The undisputed proof in the case shows that R. E. Allison went to Old Mexico in 1929, and that the last heard from him was on January 4, 1930. There is no actual proof as to when or where he died if he died at all.
Appellant contends that his father was dead at the time the foreclosure suit was instituted and relies upon the presumption that he was dead because the last letter or postal received from him was January 4, 1930. As stated above, the foreclosure suit was commenced on March 23, 1933. Our statute, 5120 of Pope's Digest, fixes five years as the time a person must be proved absent before death can be presumed. It follows that no presumption of death existed, for no presumption of death can be indulged upon the date the suit was commenced because less than five years had intervened between the date he was last heard from and the time the foreclosure suit was begun. As stated above there was no actual proof of his death prior to the institution of the foreclosure suit. The undisputed proof is that he was a nonresident at the time the suit was begun, and service upon him as a nonresident was proper in order to give the court jurisdiction for the purposes of enforcing a mortgage lien on the property. *Page 319 
Appellant contends, however, that the affidavit was not sufficient as a basis of the warning order, and that the warning order was not published for a sufficient length of time. If the affidavit was insufficient, it may have been amended before the judgment was rendered, and the proof of the publication of the warning order may have also been amended to show that it had been published a sufficient length of time. Anyhow the judgment on its face shows that R. E. Allison was served according to law at the time of the rendition of the foreclosure decree.
It must be remembered that this suit in ejectment by appellant is a collateral attack on the decree for irregularities, and a decree cannot be attacked collaterally if simply voidable. The decree cannot be attacked collaterally unless it is void on its face.
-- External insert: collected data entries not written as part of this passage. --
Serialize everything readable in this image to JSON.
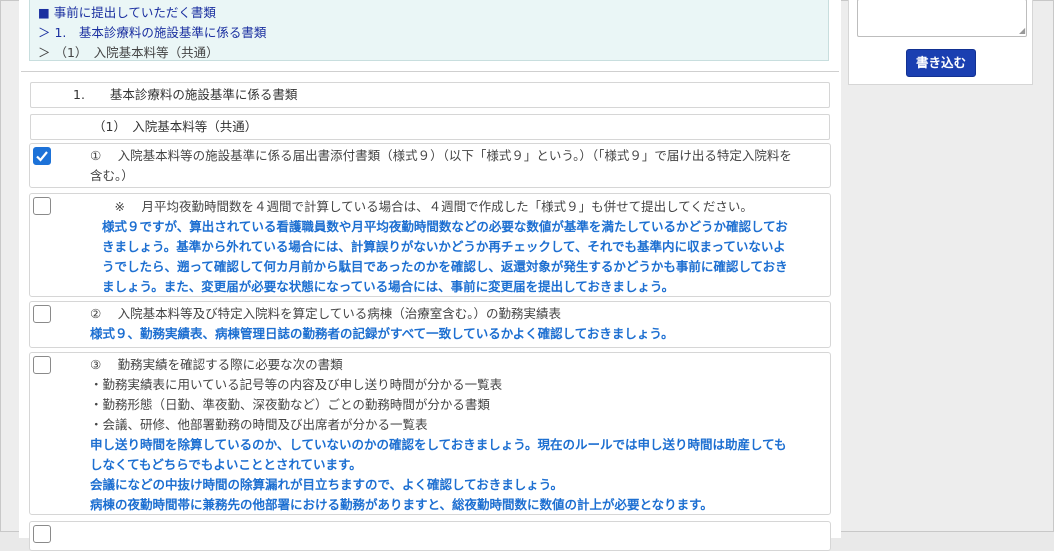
{
  "nav": {
    "title": "■ 事前に提出していただく書類",
    "crumb1": "＞ 1.　基本診療料の施設基準に係る書類",
    "crumb2": "＞ （1）　入院基本料等（共通）"
  },
  "section": {
    "heading": "1.　　基本診療料の施設基準に係る書類",
    "subheading": "（1）　入院基本料等（共通）"
  },
  "items": [
    {
      "checked": true,
      "lines": [
        "①　 入院基本料等の施設基準に係る届出書添付書類（様式９）（以下「様式９」という。）（「様式９」で届け出る特定入院料を",
        "含む。）"
      ],
      "advice": []
    },
    {
      "checked": false,
      "lines": [
        "　※　 月平均夜勤時間数を４週間で計算している場合は、４週間で作成した「様式９」も併せて提出してください。"
      ],
      "advice": [
        "様式９ですが、算出されている看護職員数や月平均夜勤時間数などの必要な数値が基準を満たしているかどうか確認してお",
        "きましょう。基準から外れている場合には、計算誤りがないかどうか再チェックして、それでも基準内に収まっていないよ",
        "うでしたら、遡って確認して何カ月前から駄目であったのかを確認し、返還対象が発生するかどうかも事前に確認しておき",
        "ましょう。また、変更届が必要な状態になっている場合には、事前に変更届を提出しておきましょう。"
      ]
    },
    {
      "checked": false,
      "lines": [
        "②　 入院基本料等及び特定入院料を算定している病棟（治療室含む。）の勤務実績表"
      ],
      "advice": [
        "様式９、勤務実績表、病棟管理日誌の勤務者の記録がすべて一致しているかよく確認しておきましょう。"
      ]
    },
    {
      "checked": false,
      "lines": [
        "③　 勤務実績を確認する際に必要な次の書類",
        "・勤務実績表に用いている記号等の内容及び申し送り時間が分かる一覧表",
        "・勤務形態（日勤、準夜勤、深夜勤など）ごとの勤務時間が分かる書類",
        "・会議、研修、他部署勤務の時間及び出席者が分かる一覧表"
      ],
      "advice": [
        "申し送り時間を除算しているのか、していないのかの確認をしておきましょう。現在のルールでは申し送り時間は助産しても",
        "しなくてもどちらでもよいこととされています。",
        "会議になどの中抜け時間の除算漏れが目立ちますので、よく確認しておきましょう。",
        "病棟の夜勤時間帯に兼務先の他部署における勤務がありますと、総夜勤時間数に数値の計上が必要となります。"
      ]
    }
  ],
  "sidebar": {
    "memo_value": "",
    "write_button": "書き込む"
  },
  "colors": {
    "accent_blue": "#1d6fd1",
    "nav_blue": "#1a2fa0",
    "button_blue": "#1a3fb1",
    "checkbox_checked": "#1d72d8"
  }
}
We think before appellant can collaterally attack the foreclosure decree by this ejectment proceeding he must have gone into the chancery court and succeeded in setting the decree aside on some ground justifying the cancellation thereof. In an ejectment suit one cannot obtain the cancellation of a decree which is merely voidable or valid upon its face. It will be remembered that there was no appeal from the decree of foreclosure. It became final and binding upon all the parties and their privies long before this suit in ejectment was commenced and long before this collateral attack upon the decree. The validity of the mortgage debt was not questioned. The only contention is that the decree enforcing the mortgage debt against the lots was irregular and voidable. The foreclosure decree even if voidable for irregularities could not be canceled in a proceeding in ejectment, the only remedy being to bring suit in a court of chancery to cancel same on account of the alleged irregularities. Of course it would be different if the foreclosure decree were void on its face and not merely voidable on account of irregularities.